Pretty ggplots with custom themes, ggtext, and ggh4x

9 minute read

Intro

Sometimes I have an idea of something I’d like to share that’s too big for a tweet thread or entry in my R Snippets repo, but I’m too lazy to flesh it out into a full, nicely written blog post. I find these ideas are often useful, but end up floundering and remain unshared. To counteract that, I’m just gonna do a rough sketch blog post walking through some useful bits of a recent exercise of mine.

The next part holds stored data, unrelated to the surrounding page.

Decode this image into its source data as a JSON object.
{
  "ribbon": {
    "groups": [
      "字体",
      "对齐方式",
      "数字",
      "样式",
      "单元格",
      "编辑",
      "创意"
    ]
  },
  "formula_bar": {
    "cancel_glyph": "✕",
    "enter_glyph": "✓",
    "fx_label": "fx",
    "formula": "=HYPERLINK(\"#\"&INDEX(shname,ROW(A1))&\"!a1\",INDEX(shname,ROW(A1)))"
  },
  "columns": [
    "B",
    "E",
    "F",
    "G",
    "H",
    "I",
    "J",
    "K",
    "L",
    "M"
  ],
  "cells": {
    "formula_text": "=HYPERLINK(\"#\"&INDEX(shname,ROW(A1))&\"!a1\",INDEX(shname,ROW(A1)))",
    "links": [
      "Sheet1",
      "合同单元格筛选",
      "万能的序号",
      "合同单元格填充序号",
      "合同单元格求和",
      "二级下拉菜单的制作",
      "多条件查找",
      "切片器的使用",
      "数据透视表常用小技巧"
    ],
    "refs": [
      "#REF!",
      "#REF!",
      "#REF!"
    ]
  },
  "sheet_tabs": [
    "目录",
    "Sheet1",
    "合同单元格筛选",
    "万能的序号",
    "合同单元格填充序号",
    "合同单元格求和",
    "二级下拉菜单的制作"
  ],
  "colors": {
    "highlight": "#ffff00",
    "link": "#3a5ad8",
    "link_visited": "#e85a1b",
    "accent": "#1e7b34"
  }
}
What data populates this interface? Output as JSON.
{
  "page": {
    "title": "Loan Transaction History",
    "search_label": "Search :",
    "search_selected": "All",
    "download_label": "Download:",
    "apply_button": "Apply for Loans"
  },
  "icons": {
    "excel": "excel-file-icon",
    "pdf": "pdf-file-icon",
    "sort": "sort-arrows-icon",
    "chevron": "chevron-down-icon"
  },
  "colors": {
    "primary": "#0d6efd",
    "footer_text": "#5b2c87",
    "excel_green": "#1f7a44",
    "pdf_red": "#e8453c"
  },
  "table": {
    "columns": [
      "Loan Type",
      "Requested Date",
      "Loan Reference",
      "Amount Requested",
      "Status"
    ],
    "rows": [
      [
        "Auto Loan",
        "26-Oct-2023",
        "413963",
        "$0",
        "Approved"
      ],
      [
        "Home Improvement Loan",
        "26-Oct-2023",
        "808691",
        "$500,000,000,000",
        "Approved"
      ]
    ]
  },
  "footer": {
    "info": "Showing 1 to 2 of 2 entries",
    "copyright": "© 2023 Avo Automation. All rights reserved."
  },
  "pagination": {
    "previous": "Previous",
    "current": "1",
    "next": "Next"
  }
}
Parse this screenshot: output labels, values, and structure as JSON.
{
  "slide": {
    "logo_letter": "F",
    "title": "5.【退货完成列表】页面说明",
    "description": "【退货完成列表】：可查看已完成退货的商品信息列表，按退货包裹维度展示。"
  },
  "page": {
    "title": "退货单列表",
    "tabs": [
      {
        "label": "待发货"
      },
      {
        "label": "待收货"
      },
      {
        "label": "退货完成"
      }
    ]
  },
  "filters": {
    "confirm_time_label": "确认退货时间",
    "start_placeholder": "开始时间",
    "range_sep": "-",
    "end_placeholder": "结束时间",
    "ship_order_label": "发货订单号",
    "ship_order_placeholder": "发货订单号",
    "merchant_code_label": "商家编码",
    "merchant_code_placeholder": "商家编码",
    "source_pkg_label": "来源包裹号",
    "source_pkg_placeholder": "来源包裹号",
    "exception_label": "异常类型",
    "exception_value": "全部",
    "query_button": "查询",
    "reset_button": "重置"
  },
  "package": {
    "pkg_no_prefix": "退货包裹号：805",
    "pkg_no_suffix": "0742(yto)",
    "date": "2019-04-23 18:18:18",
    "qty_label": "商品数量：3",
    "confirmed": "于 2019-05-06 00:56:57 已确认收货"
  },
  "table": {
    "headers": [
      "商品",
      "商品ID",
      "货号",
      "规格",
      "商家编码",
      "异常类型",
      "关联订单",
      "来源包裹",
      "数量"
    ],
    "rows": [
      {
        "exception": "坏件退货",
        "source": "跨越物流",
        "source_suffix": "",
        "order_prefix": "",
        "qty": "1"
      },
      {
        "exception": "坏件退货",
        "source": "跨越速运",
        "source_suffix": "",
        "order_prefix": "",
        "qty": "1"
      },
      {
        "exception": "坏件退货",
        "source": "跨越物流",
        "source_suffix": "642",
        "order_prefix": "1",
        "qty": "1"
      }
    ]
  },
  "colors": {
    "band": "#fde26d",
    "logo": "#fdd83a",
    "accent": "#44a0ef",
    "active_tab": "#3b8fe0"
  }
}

I have been working on a new ggplot2 theme for my own personal use, not for any professional settings. I wanted something fun and distinctive, with flexibility to push plots towards a more polished and completed look. While working on building the theme, I found myself pushing one of my example plots into one of these more polished, cool-looking plots you sometimes see shared online. Now, mine is paltry compared to some of the really cool data visualizations people make in R.

There are a few recent blog posts and visualizations I’ve seen that inspired me to try making some more in-depth plots. Albert Rapp has a few fantastic blog posts recreating more complex plots here and here, and Bob Rudis does something similar here. Finally, the filmicaesthetic GitHub account has a couple gorgeous plot/infographics to check out.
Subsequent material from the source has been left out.